Fainting as a fine art
“How does a woman faint?” asked a lawyer after adjournment of court yesterday. “We had a young woman on the stand who declared she had seen a hundred women faint, and that they all fainted with outstretched arms. Now, how does a woman faint? I declare I don’t know. I have seen the interesting phenomenon a few times, but the trouble is there’s so much excitement that a man forgets to take observations.
“I think it would be an interesting question for the court to sift to the bottom. We would probably be deluged with contradictory testimony. In the first place, does a woman faint with outstretched arms? Are outstretched arms a sure sign of a faint? I believe it must depend a great deal upon what she faints for. Why does a woman faint, and what does she do when she faints?

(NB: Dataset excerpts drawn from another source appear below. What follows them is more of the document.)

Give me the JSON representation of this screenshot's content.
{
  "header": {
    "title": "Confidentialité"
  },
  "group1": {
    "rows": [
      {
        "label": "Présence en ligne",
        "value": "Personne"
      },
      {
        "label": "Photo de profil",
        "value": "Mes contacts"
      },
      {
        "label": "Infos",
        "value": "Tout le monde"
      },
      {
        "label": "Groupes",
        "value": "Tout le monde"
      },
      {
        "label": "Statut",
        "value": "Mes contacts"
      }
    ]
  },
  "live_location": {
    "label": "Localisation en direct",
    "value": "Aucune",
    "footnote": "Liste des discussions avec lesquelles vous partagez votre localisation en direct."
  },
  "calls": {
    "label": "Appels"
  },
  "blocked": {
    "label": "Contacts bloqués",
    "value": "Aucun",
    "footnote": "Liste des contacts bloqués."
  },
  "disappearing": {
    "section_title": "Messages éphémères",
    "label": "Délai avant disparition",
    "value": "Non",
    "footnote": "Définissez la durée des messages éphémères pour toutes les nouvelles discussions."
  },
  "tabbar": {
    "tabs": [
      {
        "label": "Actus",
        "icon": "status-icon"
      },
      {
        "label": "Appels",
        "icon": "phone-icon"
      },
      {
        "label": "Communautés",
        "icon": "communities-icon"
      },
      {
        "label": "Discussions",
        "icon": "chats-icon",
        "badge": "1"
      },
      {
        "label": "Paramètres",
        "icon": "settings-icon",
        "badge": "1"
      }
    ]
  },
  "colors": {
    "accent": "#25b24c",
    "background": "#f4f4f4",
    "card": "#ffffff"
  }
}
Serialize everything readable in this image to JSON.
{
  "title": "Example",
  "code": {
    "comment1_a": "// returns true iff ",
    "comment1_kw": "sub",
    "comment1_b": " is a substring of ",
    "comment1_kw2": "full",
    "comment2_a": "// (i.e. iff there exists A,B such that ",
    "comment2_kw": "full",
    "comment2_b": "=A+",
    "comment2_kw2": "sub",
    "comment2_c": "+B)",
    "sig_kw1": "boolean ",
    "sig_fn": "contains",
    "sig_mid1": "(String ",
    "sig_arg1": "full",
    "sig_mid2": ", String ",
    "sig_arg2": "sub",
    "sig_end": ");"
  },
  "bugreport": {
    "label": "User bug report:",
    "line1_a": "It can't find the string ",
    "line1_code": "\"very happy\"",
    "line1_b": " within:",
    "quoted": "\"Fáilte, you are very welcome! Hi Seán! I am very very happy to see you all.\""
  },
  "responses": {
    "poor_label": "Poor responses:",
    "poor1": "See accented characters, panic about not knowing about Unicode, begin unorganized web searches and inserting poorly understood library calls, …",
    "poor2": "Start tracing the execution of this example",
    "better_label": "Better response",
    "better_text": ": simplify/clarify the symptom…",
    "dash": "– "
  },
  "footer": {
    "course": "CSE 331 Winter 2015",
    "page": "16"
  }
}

“On the stage we have seen, for instance, Cecilia faint with Modus, but as I have seen it represented she held his hands tight in hers and then on his shoulders and then half way around his neck. I have seen the Mountain Maid faint. She begins deliberately to say ‘I am fainting,’ then she repeats, ‘I must faint,’ and finally declares she ‘will just be real down sick if she doesn’t faint.’ Are these true reflections of feminine fainting off the stage?
“I am afraid the resources of testimony will be exhausted before giving us any rules for a genuine faint. There is such an infinite variety of phases that codification of laws of fainting is impossible. I confess I don’t know when a faint is a natural phenomenon and when it is a fine art.”